Tu poses la question centrale, qui est : « Qu’est-ce que faire autorité ? » S’il « faut » faire autorité, nous sommes dans le rapport de force, alors que « faire autorité », c’est absolument autre, c’est un effet de sens : c’est l’autre, l’élève, qui te reconnait une autorité, parce que, pour lui, ça fait sens. La différence entre un effet de force et un effet de sens est fondamentale.
Est-il souhaitable de se passer d’autorité ?
On ne peut pas se passer d’autorité.
Au départ, l’autorité est nécessairement imposée, par exemple, au tout petit enfant qu’il faut parfois contenir, entourer de ses bras pour qu’il n’explose pas de colère, c’est bien un rapport de force, mais l’effet contenant n’a là pour fonction que de se progressivement transférer à l’enfant, pour qu’il prenne autorité sur lui-même.

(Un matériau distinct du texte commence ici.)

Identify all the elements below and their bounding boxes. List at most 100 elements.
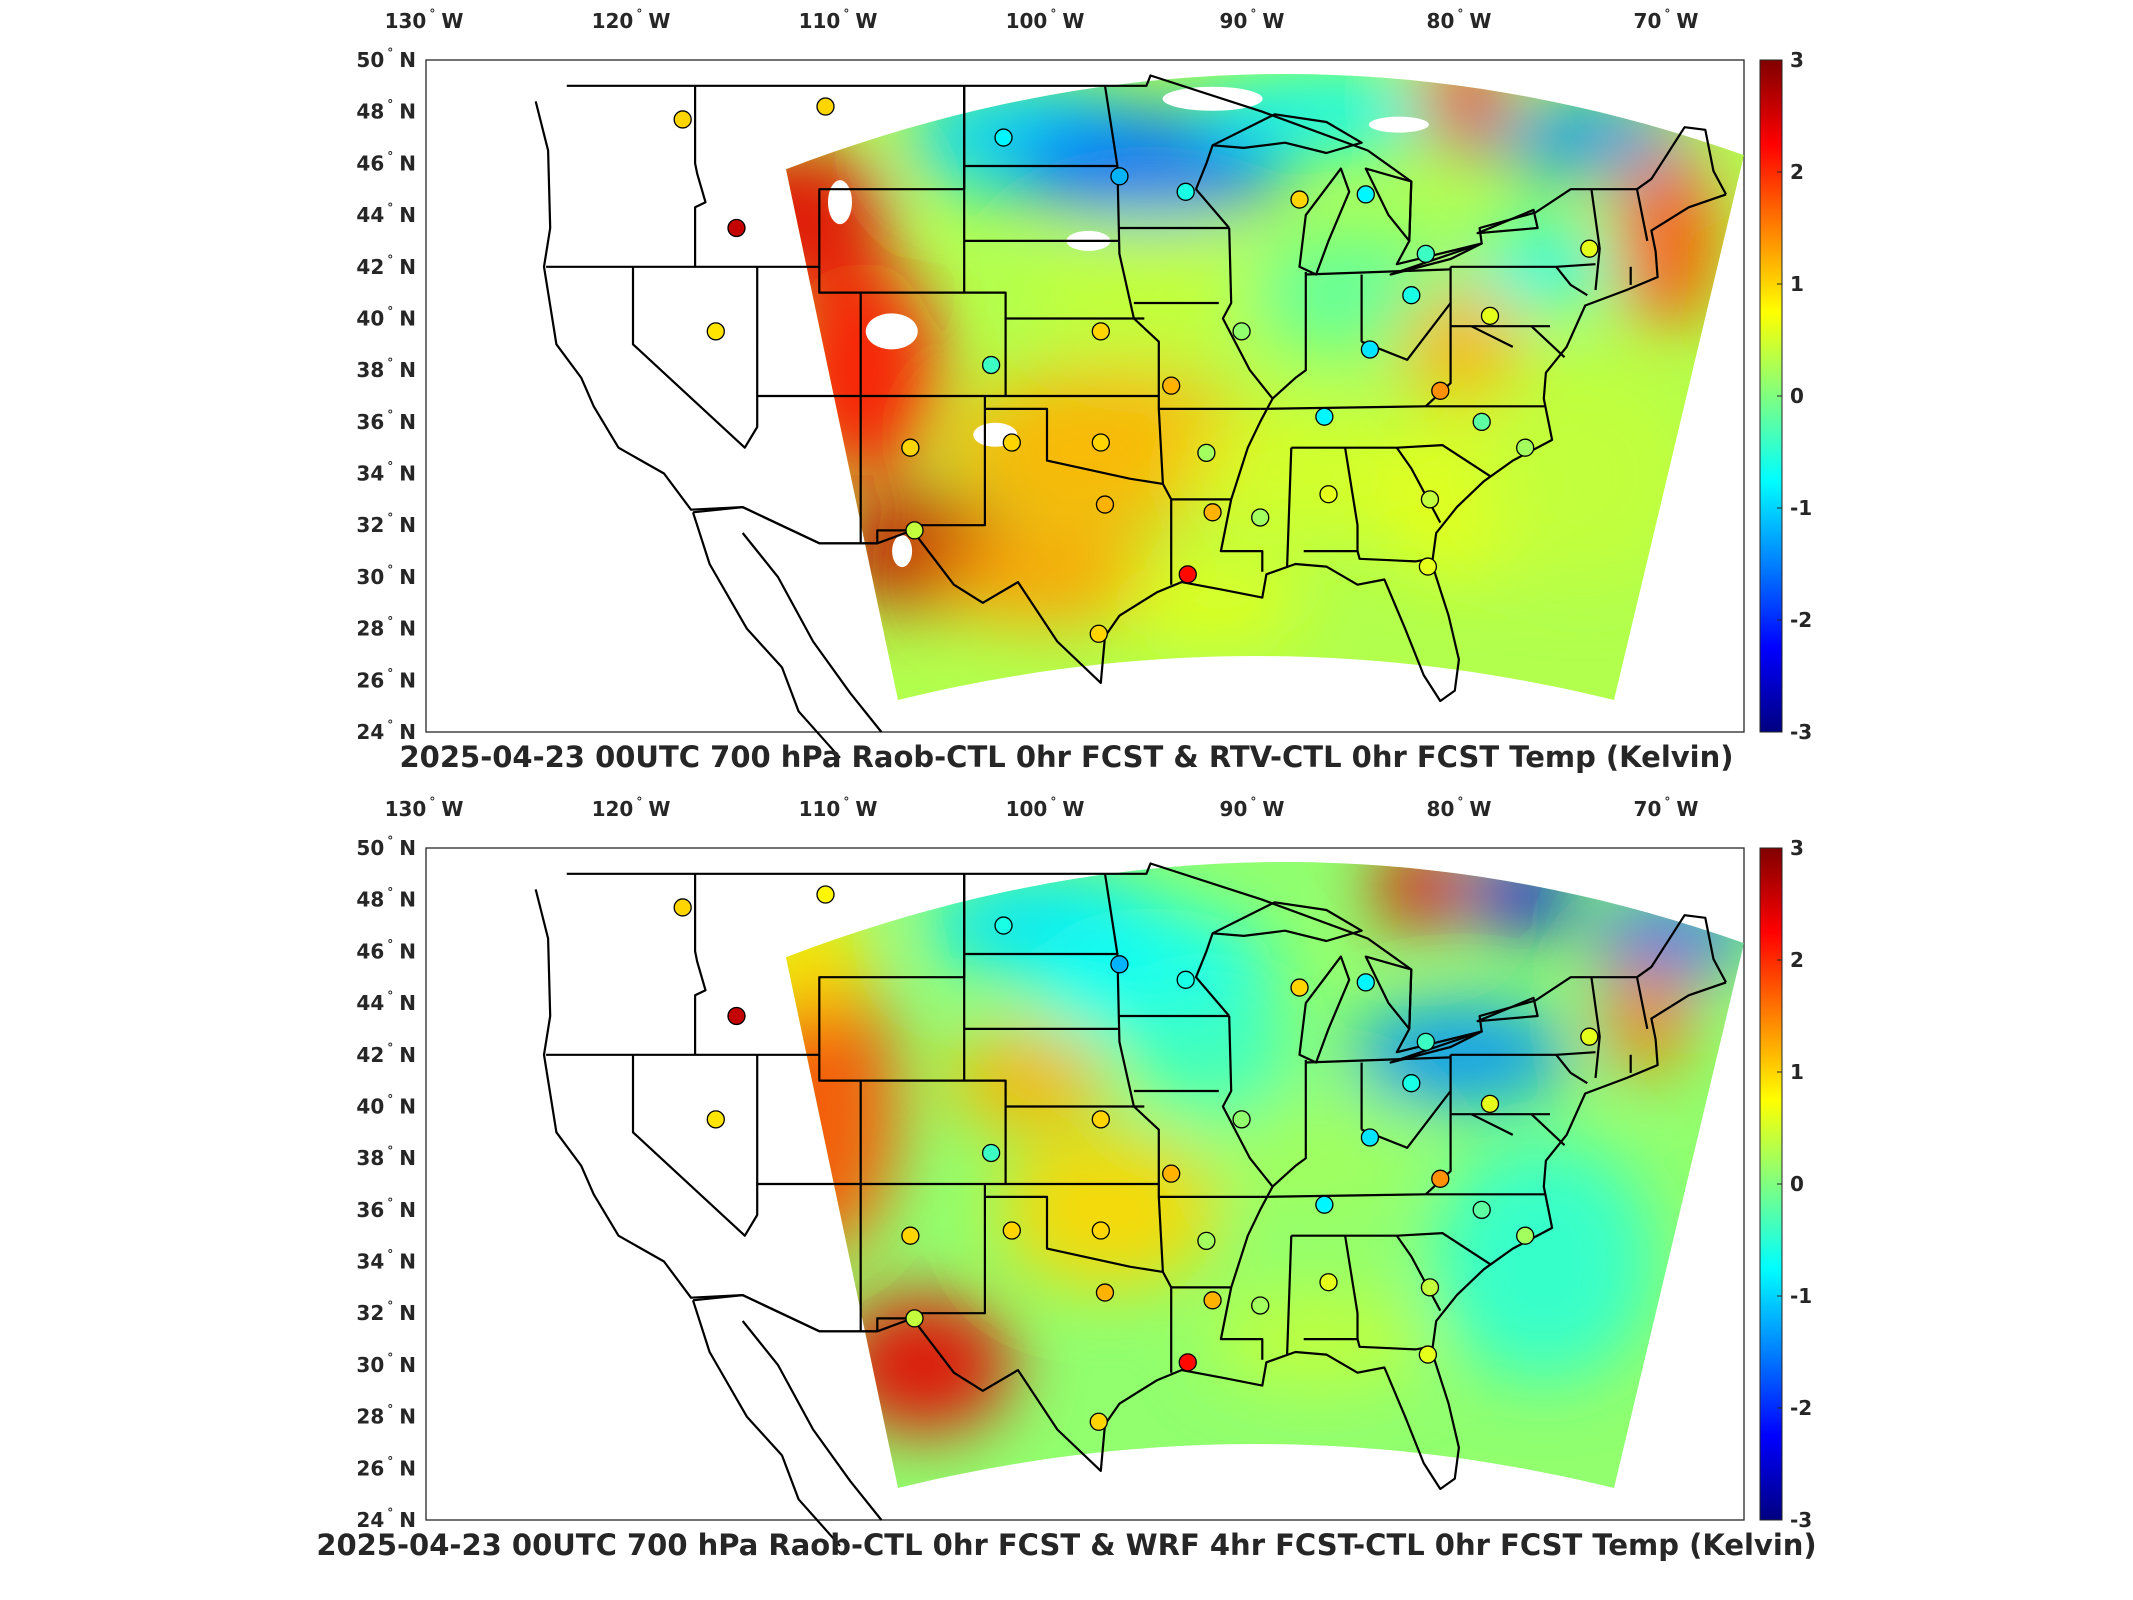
state-border: [1219, 1015, 1274, 1360]
lat-tick-label: 30 ° N: [356, 563, 416, 589]
lat-tick-label: 44 ° N: [356, 201, 416, 227]
lon-tick-label: 80 ° W: [1427, 795, 1492, 821]
raob-station-marker: [1402, 286, 1421, 305]
plot-title: 2025-04-23 00UTC 700 hPa Raob-CTL 0hr FC…: [399, 740, 1734, 774]
state-border: [1635, 976, 1649, 1030]
lat-tick-label: 24 ° N: [356, 718, 416, 744]
raob-station-marker: [673, 898, 692, 917]
raob-station-marker: [727, 218, 746, 238]
state-border: [1470, 325, 1514, 348]
raob-station-marker: [1232, 1110, 1251, 1129]
raob-station-marker: [1110, 955, 1129, 974]
colorbar-tick-label: -2: [1790, 1396, 1812, 1420]
state-border: [757, 1182, 862, 1332]
great-lake-outline: [1476, 996, 1539, 1023]
raob-station-marker: [673, 110, 692, 129]
canada-border: [566, 74, 1727, 266]
lat-tick-label: 42 ° N: [356, 253, 416, 279]
lat-tick-label: 32 ° N: [356, 511, 416, 537]
state-border: [1260, 1193, 1546, 1198]
lon-tick-label: 110 ° W: [799, 795, 878, 821]
state-border: [1470, 1113, 1514, 1136]
panel-rtv: 130 ° W 120 ° W 110 ° W 100 ° W 90 ° W 80 ° W 70 ° W 50 ° N 48 ° N…: [356, 7, 1812, 774]
state-border: [1530, 1113, 1566, 1147]
state-border: [1303, 1235, 1359, 1341]
raob-station-marker: [1110, 167, 1129, 186]
state-border: [1305, 268, 1451, 276]
lat-tick-label: 48 ° N: [356, 98, 416, 124]
state-border: [631, 1054, 759, 1237]
raob-station-marker: [901, 438, 920, 457]
state-border: [984, 1195, 1164, 1273]
raob-station-marker: [1251, 1296, 1270, 1315]
colorbar-tick-label: 0: [1790, 1172, 1804, 1196]
missing-data-patch: [865, 313, 918, 350]
colorbar-tick-label: 1: [1790, 272, 1804, 296]
lat-tick-label: 44 ° N: [356, 989, 416, 1015]
raob-station-marker: [1203, 1291, 1222, 1310]
raob-station-marker: [1472, 412, 1491, 431]
lat-tick-label: 36 ° N: [356, 1196, 416, 1222]
colorbar-tick-label: 2: [1790, 160, 1804, 184]
lat-tick-label: 34 ° N: [356, 460, 416, 486]
state-border: [1425, 326, 1452, 408]
lon-tick-label: 120 ° W: [592, 7, 671, 33]
political-boundaries: [534, 862, 1727, 1547]
colorbar-tick-label: -1: [1790, 496, 1812, 520]
state-border: [1271, 271, 1307, 400]
mexico-border: [692, 1294, 913, 1333]
raob-station-marker: [1402, 1074, 1421, 1093]
colorbar-tick-label: -3: [1790, 720, 1812, 744]
state-border: [1450, 1051, 1596, 1056]
raob-station-marker: [706, 322, 725, 341]
raob-station-marker: [1431, 1169, 1450, 1188]
colorbar-tick-label: 1: [1790, 1060, 1804, 1084]
state-border: [1555, 266, 1588, 297]
state-border: [1271, 1059, 1307, 1188]
lat-tick-label: 32 ° N: [356, 1299, 416, 1325]
mexico-border: [692, 506, 913, 545]
lat-tick-label: 28 ° N: [356, 615, 416, 641]
raob-station-marker: [1360, 1128, 1380, 1147]
lon-tick-label: 70 ° W: [1634, 795, 1699, 821]
raob-station-marker: [1290, 978, 1309, 997]
great-lake-outline: [1211, 901, 1363, 943]
raob-station-marker: [1356, 973, 1375, 992]
state-border: [1590, 189, 1601, 291]
great-lake-outline: [1211, 113, 1363, 155]
raob-station-marker: [1416, 244, 1435, 263]
great-lake-outline: [1389, 1030, 1483, 1064]
colorbar-tick-label: -3: [1790, 1508, 1812, 1532]
coastline: [534, 889, 1727, 1491]
lat-tick-label: 26 ° N: [356, 666, 416, 692]
state-border: [1303, 447, 1359, 553]
state-border: [1286, 1235, 1293, 1355]
lat-tick-label: 48 ° N: [356, 886, 416, 912]
lon-tick-label: 110 ° W: [799, 7, 878, 33]
lon-tick-label: 130 ° W: [385, 7, 464, 33]
great-lake-outline: [1364, 167, 1413, 242]
state-border: [1635, 188, 1649, 242]
raob-station-marker: [1197, 443, 1216, 463]
state-border: [757, 394, 862, 544]
raob-station-marker: [1416, 1032, 1435, 1051]
baja-coast: [691, 511, 841, 759]
raob-station-marker: [1203, 503, 1222, 522]
lat-tick-label: 24 ° N: [356, 1506, 416, 1532]
raob-station-marker: [1089, 624, 1108, 643]
state-border: [1530, 325, 1566, 359]
lon-tick-label: 90 ° W: [1220, 7, 1285, 33]
state-border: [1194, 144, 1231, 229]
colorbar-tick-label: 2: [1790, 948, 1804, 972]
lat-tick-label: 28 ° N: [356, 1403, 416, 1429]
colorbar-tick-label: 3: [1790, 48, 1804, 72]
panel-wrf: 130 ° W 120 ° W 110 ° W 100 ° W 90 ° W 80 ° W 70 ° W 50 ° N 48 ° N…: [0, 788, 2133, 1588]
raob-station-marker: [1002, 1221, 1021, 1240]
state-border: [694, 873, 707, 1055]
raob-station-marker: [1232, 322, 1251, 341]
state-border: [910, 1184, 986, 1315]
raob-station-marker: [1176, 182, 1195, 201]
raob-station-marker: [905, 521, 924, 540]
raob-station-marker: [1091, 1221, 1110, 1240]
lon-tick-label: 130 ° W: [385, 795, 464, 821]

C’est ce processus-là dont on ne peut absolument pas se passer.
C’est toute la question éducative d’ailleurs : le transfert d’autorité et de pouvoir de celui qui les possède, à l’enfant qui va devoir la posséder pour faire face aux réalités du monde.
Que dire de tous ces enseignant(e)s qui affirment leur autorité pour ne pas risquer d’être débordés ?

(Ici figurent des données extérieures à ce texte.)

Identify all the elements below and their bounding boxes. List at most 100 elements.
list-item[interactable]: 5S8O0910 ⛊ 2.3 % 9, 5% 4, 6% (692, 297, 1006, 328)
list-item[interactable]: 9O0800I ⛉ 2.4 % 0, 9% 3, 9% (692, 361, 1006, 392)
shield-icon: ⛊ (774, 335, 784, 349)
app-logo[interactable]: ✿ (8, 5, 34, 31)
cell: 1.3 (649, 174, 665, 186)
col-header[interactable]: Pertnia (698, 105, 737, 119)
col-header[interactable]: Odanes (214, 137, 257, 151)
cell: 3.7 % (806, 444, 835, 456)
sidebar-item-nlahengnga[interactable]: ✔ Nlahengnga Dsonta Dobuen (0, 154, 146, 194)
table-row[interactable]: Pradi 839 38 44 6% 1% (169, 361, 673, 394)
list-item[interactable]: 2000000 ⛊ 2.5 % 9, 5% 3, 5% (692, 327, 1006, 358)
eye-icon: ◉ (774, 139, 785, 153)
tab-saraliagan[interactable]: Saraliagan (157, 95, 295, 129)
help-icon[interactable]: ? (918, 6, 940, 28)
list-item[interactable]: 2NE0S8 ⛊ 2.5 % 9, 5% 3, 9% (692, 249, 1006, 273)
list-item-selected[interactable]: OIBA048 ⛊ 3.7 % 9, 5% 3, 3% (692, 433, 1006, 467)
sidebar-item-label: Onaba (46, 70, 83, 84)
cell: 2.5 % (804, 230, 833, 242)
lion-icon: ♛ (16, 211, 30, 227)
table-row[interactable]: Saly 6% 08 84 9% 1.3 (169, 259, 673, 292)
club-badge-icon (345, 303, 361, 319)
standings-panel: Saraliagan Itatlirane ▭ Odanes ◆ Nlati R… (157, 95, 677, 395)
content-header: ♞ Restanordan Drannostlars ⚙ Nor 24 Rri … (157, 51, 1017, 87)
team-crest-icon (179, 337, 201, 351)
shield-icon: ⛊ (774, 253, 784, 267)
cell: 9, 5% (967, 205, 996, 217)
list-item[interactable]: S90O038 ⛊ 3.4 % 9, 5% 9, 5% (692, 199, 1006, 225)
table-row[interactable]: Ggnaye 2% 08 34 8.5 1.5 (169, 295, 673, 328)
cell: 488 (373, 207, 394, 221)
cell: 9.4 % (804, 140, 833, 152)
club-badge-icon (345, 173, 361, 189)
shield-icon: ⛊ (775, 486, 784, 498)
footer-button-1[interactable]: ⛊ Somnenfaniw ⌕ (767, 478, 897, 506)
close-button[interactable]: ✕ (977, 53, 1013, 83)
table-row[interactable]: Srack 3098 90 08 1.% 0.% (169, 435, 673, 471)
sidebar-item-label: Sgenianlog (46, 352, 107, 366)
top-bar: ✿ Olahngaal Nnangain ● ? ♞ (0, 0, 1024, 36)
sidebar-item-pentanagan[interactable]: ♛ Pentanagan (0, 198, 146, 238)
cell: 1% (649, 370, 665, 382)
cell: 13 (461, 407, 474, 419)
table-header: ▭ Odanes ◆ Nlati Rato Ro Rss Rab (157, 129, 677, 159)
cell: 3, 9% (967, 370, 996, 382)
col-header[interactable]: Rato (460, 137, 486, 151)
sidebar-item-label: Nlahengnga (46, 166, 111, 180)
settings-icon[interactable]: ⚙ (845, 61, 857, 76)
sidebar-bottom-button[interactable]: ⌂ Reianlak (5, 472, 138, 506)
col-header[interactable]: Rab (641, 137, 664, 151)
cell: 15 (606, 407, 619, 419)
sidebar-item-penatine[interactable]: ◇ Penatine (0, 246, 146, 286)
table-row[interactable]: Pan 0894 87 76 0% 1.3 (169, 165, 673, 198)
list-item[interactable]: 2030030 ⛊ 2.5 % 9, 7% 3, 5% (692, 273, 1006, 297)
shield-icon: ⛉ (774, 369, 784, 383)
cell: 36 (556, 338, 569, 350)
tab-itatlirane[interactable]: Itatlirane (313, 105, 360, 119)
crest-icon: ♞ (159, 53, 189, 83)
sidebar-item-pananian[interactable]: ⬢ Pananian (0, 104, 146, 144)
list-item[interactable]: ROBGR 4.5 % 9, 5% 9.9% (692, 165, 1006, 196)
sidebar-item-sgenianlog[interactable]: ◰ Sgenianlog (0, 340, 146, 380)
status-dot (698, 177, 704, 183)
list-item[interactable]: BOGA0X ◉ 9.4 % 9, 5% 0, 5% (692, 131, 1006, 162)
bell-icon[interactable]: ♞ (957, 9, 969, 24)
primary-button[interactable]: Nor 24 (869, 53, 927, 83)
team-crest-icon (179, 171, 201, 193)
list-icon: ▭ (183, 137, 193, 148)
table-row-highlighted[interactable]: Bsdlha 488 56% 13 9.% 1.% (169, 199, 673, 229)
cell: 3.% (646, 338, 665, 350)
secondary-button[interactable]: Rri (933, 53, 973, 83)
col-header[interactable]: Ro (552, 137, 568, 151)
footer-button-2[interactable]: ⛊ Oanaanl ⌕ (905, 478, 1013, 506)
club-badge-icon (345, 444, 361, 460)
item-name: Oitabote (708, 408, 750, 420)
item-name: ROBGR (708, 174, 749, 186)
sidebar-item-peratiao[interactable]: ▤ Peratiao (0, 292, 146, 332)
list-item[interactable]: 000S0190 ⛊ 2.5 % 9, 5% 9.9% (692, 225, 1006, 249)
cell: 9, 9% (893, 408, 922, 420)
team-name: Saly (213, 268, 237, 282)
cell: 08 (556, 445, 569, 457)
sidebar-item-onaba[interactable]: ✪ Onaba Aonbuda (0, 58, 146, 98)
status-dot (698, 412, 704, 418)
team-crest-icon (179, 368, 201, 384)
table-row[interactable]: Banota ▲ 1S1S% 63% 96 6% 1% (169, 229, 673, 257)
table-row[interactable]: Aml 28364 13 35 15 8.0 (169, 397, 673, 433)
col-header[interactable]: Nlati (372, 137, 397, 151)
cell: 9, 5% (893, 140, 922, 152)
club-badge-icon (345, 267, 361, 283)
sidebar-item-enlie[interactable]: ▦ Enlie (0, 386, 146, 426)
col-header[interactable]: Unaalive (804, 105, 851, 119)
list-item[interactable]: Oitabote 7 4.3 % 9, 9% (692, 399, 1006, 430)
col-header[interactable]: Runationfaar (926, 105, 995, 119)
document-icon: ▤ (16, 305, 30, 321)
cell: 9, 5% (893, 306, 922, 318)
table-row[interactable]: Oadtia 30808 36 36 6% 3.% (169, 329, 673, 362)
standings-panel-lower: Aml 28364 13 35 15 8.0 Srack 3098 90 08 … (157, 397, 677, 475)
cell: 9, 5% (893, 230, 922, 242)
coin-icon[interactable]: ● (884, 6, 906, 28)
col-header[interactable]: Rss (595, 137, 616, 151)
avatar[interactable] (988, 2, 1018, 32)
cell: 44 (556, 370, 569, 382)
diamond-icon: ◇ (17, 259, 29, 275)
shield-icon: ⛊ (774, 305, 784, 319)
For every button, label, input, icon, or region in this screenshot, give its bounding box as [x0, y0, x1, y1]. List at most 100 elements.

Ce phénomène défensif est vécu par tout un chacun en situation de face à face avec un groupe. La première année où je me suis retrouvé en tant que formateur devant des éducateurs, j’avais tellement la trouille que j’affirmais des choses. Il m’a fallu une année pour me rendre compte qu’ils avaient peur de moi, et surtout de l’autorité institutionnelle que je représentais.
L’année d’après, je n’ai pas du tout commencé l’année comme ça. Je leur ai dit : « Il faut qu’on se présente ». Et je me suis présenté en leur parlant de ma peur de ne pas savoir comment j’allais réussir à construire avec eux le dispositif de formation. Et j’ai dit qu’il fallait que nous réfléchissions ensemble à cette année de préparation à leur profession d’éducateur. Il nous faut reconnaitre notre vulnérabilité et notre incomplétude, communes à nous tous, autour d’un objet qui nous rassemble et qui nous dépasse.
Ce n’est pas par les passages en force que les rapports à l’autorité des élèves peuvent s’améliorer, mais en leur permettant d’apprivoiser le sens et la nécessité de l’autorité, et pour apprivoiser le sens, il faut un cadre qui soit contenant et étayant, ce qui renvoie à la façon dont l’école use de l’autorité.